Transformation t, the fifth economic offering, is the most difficult to define and to deliver. First, change is a highly personal, subjective business. Second, recommending and guiding a transformation through which customers are improved is far harder to scale up than a merely pleasurable experience.
Indeed it is difficult to think of many commercial forms of transformation, although education and psychotherapy, dieting, personal training and cosmetic surgery are the most frequently referenced. Finally, experiences are essentially outside-in endeavours, bringing the glory of the world to the attention of the client, while transformations are just the opposite. They are inside out, bringing the client closer to the best version of themselves.
Pay attention in the back!
This is where things get technical, complicated and certainly outside the core competence of most hoteliers. Promising a transformation of any kind requires the provider to engage in a more intimate and potentially risky relationship with the customer. Mess up a bespoke experience and there’s little damage that comp or a boost to the points balance won’t fix. Mismanage an act of personal transformation and you’re likely to be hearing from the client’s attorney holding a suit for personal damages.
What do you buy the person who has everything for their birthday? More birthdays, of course
Amongst Ultra High Net Worth consumers, we are starting to see a redefinition of luxury, where the prize with the greatest value is to live well for longer Says Fflur Roberts, Head of Global Luxury Goods at Euromonitor, “Wellness is a status thing: people want to show that they care about their bodies and self-preservation.” We can be pretty certain that we are going to live longer but are we going to live ‘well’ for longer? Are the extra years going to be productive and enjoyable? Will we remain independent and immune to the effects of deterioration? As they hit middle age, most high achievers feel that there is still so much more. But they fear running out of time to do it in.
With change comes opportunity
With these consumers drawn to travel as a form of self-actualisation, personal transformation and growth, a new opportunity opens up for wellness within the hospitality environment…
While they may be seeking an experience of the world that takes them to a deeper emotional level and fundamentally changes them, paradoxically perhaps business travel and short stay leisure provide a welcome dislocation to normal routines. In this way travel is a particularly good catalyst for transformation. The fresh horizons offered by travel also help to open the mind meaning that hotels are brilliantly positioned right at the nexus of that possibility and make an excellent centre for safe discovery.

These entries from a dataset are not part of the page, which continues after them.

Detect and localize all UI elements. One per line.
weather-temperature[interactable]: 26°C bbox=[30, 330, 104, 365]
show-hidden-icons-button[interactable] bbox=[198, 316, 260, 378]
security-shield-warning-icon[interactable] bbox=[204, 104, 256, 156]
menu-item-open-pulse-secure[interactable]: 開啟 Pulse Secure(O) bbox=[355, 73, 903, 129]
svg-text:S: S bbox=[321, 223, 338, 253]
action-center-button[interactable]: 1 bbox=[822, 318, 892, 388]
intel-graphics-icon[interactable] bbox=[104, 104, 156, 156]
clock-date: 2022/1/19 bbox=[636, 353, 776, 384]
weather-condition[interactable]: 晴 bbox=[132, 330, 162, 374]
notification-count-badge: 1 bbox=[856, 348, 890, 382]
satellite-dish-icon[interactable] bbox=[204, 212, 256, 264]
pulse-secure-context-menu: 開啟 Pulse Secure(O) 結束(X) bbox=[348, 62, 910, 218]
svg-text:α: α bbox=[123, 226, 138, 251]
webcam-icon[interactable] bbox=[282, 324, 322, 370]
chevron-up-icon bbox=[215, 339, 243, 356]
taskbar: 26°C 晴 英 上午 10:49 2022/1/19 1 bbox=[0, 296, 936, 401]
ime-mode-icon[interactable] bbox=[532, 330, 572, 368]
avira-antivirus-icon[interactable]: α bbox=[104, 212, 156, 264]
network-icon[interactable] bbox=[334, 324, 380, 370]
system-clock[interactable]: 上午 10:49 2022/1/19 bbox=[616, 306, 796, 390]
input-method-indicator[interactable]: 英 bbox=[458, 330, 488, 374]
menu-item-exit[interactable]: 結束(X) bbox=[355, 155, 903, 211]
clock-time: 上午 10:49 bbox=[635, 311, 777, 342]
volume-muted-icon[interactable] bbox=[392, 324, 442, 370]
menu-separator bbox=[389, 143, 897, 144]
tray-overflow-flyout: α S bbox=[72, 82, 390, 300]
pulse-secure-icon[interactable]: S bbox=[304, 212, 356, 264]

And we’re back in the spa…
And it’s in this context that spa as we know it is simply no longer enough. A massage may be a pleasant time-out from the daily routine. But it doesn’t really change anything or launch us along a path to personal growth. To accept – even partially – that wellness is the ‘new luxury’, is to accept that the spa itself is due a transformation; a metamorphosed from a discrete facility buried in the basement, the management of which is outsourced to third-party operators more expert in these matters, to a core service inextricably woven into the physical fabric of the buildings and integrated seamlessly into a transformative guest experience.
Wellness woven in
We are starting to see this new approach from a handful of enlightened owners. They have come to this realisation themselves and are asking for wellness to be woven in. Of course, it’s one thing to recognise the opportunity but quite another to address it, although the challenge of operating without a rulebook is what makes work in this emerging space so interesting. Inevitably, it will take a few iterations over a number of years for propositions that are successful both conceptually and commercially to crystallise.
But wellness and hospitality intermingled—your time has come.